James Graham sat on the steps of Tyne Cot Cemetery in the rural village of Passchendaele and was left with no words.
The England captain and the squad travelled to Belgium prior to their three-game series against New Zealand to commemorate the 100th anniversary of World War I before Sunday's third Test on Remembrance Day (2.15am Monday AEDT).
A total of 69 professional rugby league players lost their lives during the first war and for Graham, who had family members fight in World War II, the Dragons prop struggled to comprehend his thoughts when reflecting on the experience.
"It was an emotional occasion, difficult to put into words. The feelings it brought on ... we were all there and there wasn't much said between the group," Graham said.
"To think men were in our position and had the same goals as us, playing for a club team and wanted to win the league or a Cup final, maybe represent England or Great Britain.
"To war they went and they didn't come back. It made me think like I wonder what they were thinking when they were there? Maybe that they'll get back and keep playing. It's really hard to take yourself there. They were men just like us and paid the ultimate price.

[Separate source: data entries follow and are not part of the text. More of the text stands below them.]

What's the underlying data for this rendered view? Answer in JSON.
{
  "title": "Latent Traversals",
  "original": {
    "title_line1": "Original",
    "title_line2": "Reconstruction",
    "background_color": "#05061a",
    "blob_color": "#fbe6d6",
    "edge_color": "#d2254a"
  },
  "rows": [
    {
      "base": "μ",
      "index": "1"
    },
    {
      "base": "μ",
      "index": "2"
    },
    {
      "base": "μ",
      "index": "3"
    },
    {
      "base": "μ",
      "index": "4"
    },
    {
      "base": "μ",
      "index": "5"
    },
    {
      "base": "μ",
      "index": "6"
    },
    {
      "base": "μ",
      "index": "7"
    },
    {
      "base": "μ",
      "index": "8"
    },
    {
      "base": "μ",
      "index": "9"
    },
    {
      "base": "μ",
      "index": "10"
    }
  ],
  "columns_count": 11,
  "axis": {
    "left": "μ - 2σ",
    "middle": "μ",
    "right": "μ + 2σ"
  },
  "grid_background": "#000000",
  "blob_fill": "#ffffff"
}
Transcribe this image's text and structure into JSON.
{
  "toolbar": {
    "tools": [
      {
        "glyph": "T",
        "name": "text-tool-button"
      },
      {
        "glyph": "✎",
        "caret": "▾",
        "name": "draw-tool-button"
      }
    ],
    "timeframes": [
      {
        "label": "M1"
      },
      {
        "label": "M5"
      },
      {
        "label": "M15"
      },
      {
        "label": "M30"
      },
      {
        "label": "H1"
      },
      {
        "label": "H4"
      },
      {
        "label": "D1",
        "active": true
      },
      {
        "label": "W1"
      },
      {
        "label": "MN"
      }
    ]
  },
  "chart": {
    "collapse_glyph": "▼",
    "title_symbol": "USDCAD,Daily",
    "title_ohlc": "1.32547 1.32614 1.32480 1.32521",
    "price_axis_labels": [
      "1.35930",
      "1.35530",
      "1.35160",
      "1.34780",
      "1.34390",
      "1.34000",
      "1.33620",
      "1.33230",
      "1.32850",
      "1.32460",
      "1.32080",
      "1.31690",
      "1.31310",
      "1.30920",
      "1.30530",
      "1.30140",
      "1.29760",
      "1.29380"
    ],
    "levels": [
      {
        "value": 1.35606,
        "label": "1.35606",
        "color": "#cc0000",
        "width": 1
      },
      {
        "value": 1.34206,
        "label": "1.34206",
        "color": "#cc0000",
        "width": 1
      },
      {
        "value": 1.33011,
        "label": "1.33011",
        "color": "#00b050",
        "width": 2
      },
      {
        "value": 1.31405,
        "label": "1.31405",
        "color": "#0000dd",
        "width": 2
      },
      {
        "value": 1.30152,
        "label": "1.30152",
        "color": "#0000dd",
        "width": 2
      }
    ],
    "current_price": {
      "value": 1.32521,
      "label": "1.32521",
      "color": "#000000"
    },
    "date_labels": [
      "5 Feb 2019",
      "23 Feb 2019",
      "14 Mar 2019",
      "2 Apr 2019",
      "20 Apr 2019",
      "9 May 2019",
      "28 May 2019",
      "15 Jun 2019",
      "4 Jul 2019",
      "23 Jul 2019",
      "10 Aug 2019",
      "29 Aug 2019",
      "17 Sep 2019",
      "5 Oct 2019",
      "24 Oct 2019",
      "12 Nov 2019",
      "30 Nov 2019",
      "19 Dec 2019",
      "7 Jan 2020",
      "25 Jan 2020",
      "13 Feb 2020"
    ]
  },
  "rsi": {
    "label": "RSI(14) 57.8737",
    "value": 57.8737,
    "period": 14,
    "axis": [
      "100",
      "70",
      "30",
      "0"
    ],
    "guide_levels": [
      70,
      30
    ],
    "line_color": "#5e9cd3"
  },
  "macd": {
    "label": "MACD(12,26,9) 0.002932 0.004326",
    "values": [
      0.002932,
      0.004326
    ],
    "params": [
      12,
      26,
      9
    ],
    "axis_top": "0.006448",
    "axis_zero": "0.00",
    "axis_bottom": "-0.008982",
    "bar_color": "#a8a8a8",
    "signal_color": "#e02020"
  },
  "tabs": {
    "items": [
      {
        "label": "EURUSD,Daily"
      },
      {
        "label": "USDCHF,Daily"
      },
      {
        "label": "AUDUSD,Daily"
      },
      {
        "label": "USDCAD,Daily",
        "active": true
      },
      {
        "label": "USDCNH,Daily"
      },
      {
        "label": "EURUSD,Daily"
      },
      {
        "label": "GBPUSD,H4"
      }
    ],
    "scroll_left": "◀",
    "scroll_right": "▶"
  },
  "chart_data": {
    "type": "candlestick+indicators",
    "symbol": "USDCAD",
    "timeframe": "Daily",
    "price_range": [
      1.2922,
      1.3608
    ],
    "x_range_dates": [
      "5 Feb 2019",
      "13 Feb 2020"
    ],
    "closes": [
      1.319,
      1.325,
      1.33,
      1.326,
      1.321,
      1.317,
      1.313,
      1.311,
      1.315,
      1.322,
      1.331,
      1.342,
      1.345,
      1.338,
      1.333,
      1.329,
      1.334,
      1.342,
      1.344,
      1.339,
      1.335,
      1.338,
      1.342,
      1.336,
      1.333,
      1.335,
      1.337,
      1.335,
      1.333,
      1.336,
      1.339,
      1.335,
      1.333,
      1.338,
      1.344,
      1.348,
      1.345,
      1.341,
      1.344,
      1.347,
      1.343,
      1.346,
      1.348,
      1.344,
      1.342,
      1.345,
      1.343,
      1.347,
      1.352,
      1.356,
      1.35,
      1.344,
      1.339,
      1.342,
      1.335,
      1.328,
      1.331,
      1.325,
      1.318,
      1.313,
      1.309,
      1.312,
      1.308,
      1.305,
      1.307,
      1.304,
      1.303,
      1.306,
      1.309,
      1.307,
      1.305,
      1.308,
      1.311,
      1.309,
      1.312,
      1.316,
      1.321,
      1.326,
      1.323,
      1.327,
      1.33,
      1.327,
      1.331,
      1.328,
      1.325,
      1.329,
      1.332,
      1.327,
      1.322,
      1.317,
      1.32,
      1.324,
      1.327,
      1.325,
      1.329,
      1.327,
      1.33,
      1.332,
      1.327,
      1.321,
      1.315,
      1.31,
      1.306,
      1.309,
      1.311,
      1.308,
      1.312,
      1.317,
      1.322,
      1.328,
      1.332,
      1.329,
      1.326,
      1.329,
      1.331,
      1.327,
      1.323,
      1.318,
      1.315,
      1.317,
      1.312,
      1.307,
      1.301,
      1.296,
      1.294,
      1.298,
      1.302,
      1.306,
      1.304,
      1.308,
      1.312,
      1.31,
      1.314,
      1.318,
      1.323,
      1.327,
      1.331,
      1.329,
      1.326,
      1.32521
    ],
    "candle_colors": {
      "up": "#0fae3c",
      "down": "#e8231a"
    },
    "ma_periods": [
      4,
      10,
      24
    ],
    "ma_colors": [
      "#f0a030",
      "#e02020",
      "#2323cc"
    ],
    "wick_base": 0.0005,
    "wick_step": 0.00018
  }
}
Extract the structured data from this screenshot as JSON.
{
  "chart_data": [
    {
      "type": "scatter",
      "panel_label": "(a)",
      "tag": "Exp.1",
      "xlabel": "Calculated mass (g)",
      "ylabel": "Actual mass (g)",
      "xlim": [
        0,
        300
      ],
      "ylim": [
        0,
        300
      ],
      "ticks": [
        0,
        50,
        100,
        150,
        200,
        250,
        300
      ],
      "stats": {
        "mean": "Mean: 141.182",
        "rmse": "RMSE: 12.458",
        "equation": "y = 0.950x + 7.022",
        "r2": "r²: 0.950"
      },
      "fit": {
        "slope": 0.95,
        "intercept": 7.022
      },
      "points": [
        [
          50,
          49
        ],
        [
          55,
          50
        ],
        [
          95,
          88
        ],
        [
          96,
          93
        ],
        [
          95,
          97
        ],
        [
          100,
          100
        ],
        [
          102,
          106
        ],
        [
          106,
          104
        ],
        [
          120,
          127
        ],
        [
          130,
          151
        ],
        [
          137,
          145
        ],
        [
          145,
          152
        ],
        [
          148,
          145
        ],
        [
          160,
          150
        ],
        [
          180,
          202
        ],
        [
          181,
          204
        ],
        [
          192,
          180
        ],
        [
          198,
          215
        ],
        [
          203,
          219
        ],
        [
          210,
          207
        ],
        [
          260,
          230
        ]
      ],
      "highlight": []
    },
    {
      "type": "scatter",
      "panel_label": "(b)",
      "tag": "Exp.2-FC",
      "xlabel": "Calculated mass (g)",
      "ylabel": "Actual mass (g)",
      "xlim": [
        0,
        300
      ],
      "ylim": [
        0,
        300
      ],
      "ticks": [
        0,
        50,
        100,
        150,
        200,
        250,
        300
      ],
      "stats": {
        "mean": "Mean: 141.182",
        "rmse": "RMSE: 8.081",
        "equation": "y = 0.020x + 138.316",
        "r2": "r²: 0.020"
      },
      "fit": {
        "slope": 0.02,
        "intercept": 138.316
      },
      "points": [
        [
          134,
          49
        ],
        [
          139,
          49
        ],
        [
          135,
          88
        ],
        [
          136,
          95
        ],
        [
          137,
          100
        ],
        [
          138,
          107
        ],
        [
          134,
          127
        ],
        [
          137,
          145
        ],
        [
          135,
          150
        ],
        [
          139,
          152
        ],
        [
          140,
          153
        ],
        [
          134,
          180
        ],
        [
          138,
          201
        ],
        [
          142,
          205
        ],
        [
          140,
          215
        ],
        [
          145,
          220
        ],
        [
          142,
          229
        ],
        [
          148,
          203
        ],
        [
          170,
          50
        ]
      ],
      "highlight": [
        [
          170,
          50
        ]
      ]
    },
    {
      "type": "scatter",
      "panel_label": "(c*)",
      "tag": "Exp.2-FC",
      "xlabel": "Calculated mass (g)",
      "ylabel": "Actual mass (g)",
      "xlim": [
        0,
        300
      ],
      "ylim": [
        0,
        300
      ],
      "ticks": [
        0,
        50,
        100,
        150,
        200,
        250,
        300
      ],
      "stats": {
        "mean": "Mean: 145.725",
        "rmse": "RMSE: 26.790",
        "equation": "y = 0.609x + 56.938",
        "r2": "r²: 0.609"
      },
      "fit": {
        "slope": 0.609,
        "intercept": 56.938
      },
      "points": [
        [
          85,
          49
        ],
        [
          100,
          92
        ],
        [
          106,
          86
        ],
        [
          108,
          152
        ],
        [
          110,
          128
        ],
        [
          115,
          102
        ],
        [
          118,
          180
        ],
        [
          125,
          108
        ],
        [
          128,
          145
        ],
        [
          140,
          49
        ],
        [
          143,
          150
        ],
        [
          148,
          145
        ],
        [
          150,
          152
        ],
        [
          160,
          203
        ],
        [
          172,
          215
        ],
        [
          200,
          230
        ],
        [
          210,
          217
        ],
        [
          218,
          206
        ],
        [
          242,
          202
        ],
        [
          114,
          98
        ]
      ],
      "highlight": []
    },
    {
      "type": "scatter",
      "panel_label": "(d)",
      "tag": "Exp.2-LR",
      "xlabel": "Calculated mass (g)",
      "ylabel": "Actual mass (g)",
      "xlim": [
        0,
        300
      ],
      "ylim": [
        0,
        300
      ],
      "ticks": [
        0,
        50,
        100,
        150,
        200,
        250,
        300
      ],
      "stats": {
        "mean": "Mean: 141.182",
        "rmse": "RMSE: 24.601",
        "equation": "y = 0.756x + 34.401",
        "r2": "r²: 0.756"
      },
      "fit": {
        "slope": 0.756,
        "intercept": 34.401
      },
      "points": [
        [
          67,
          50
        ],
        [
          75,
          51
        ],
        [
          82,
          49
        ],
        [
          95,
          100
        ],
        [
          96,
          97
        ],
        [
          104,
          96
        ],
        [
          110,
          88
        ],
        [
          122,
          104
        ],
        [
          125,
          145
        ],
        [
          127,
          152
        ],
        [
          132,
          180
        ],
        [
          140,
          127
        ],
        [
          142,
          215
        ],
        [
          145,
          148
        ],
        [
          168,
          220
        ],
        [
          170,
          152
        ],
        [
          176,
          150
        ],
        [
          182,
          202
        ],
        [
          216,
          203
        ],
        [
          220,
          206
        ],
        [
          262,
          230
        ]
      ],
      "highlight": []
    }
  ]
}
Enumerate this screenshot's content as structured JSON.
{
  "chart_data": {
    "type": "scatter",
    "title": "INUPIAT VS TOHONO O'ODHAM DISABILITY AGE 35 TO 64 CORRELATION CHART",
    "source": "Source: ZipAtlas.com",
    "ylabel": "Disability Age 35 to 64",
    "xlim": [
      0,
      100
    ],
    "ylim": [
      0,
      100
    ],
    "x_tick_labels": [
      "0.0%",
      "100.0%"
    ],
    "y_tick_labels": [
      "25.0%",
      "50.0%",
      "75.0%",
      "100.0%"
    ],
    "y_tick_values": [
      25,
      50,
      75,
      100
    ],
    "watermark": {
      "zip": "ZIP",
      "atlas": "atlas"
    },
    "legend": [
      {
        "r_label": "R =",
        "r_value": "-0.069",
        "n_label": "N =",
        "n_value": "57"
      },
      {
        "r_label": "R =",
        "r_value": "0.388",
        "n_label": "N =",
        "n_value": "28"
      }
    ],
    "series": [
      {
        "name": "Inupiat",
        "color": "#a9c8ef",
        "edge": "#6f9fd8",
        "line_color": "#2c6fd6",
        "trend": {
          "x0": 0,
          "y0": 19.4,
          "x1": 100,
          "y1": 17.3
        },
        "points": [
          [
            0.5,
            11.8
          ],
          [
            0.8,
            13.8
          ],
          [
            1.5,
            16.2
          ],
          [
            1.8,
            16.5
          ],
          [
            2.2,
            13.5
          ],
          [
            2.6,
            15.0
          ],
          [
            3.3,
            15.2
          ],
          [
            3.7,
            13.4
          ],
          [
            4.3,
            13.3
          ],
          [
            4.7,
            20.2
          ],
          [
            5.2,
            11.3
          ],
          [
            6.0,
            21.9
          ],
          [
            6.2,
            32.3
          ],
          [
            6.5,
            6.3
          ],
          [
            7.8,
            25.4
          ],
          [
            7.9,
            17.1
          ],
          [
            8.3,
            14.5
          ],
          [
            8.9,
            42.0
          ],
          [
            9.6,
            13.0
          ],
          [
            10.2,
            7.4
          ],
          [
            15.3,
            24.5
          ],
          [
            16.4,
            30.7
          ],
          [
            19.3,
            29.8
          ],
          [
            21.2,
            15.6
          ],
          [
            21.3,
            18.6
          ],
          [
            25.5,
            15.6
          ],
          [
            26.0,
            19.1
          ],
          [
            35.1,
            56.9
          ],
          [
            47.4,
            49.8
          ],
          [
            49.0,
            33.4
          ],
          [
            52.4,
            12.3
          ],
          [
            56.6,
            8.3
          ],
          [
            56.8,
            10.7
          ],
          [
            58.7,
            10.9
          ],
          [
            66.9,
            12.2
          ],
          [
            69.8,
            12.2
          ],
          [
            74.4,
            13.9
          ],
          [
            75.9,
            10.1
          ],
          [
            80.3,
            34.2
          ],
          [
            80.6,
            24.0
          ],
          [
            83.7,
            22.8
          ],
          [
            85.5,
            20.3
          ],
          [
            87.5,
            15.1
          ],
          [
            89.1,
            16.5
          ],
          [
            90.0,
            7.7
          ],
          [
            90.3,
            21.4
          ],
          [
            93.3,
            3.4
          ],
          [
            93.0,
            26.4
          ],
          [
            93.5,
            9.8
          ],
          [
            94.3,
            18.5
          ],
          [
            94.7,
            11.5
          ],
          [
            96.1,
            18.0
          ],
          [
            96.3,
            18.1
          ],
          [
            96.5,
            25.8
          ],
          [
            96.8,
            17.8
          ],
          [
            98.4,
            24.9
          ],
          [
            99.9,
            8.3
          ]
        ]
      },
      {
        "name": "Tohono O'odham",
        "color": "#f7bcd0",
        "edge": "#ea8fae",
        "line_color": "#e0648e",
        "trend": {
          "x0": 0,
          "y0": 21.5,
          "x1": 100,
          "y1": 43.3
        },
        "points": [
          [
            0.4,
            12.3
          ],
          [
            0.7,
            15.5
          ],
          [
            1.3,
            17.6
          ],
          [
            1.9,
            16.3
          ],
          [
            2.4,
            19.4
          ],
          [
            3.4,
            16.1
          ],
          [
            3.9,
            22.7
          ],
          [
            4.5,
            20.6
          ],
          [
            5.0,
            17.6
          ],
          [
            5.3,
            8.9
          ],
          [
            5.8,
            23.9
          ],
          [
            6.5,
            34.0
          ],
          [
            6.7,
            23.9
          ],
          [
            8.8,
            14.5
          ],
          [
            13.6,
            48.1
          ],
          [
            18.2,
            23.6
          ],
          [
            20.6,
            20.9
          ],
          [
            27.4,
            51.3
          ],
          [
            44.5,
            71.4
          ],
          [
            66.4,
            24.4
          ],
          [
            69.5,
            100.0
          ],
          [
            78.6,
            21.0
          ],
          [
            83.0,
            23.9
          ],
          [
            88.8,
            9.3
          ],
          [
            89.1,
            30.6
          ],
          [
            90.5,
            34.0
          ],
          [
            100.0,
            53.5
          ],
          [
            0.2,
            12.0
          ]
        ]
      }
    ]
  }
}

"I just put in my head what they were going to do, and a lot of them were going there to die. I was speaking about it with the lads and Wayne, he's big on his history. It was more like I don't know if they had a choice.
"It was either go out on top or you'd get killed for not going over. Maybe they didn't want to let their mate down, when you hear the sheer volume of people. They were men just like us and we were just in disbelief it happened 100 years ago."
Graham is known to remove his jersey after full-time and hand it to a member of the crowd. After Sunday's victory over New Zealand in Liverpool, he paid his respects to the current men and women by taking time to thank them for their service.
Those that lost their lives have paved the way for people to enjoy their freedom, including rugby league players, to fulfil their dreams on land that was once fought on.
"I really don't like to compare sport to war, it's just not the same," Graham said.
"I find it disrespectful, there's a different price to be paid. Those men and the service women now go knowing they could pay the ultimate price.
"We get looked after here, we go for 80 minutes ... we train hard and that sort of stuff and have comradery but we have it easy – physio, doctors, massages – I'm sure they're looked after too but it's nothing to what they go through."
Kiwis captain Dallin Watene-Zelezniak added the final clash of the series would be felt across both nations as many parts of the world come together in remembrance.
Both sides will wear commemorative poppy jerseys with a moment silence and laying of wreaths to be conducted pre-game.
"Everyone should know and remember why we have the freedom we do today and why we have the lives we have today," Watene-Zelezniak said.
"It's not because of the way we live our lives but the people before us defended our countries and did us proud."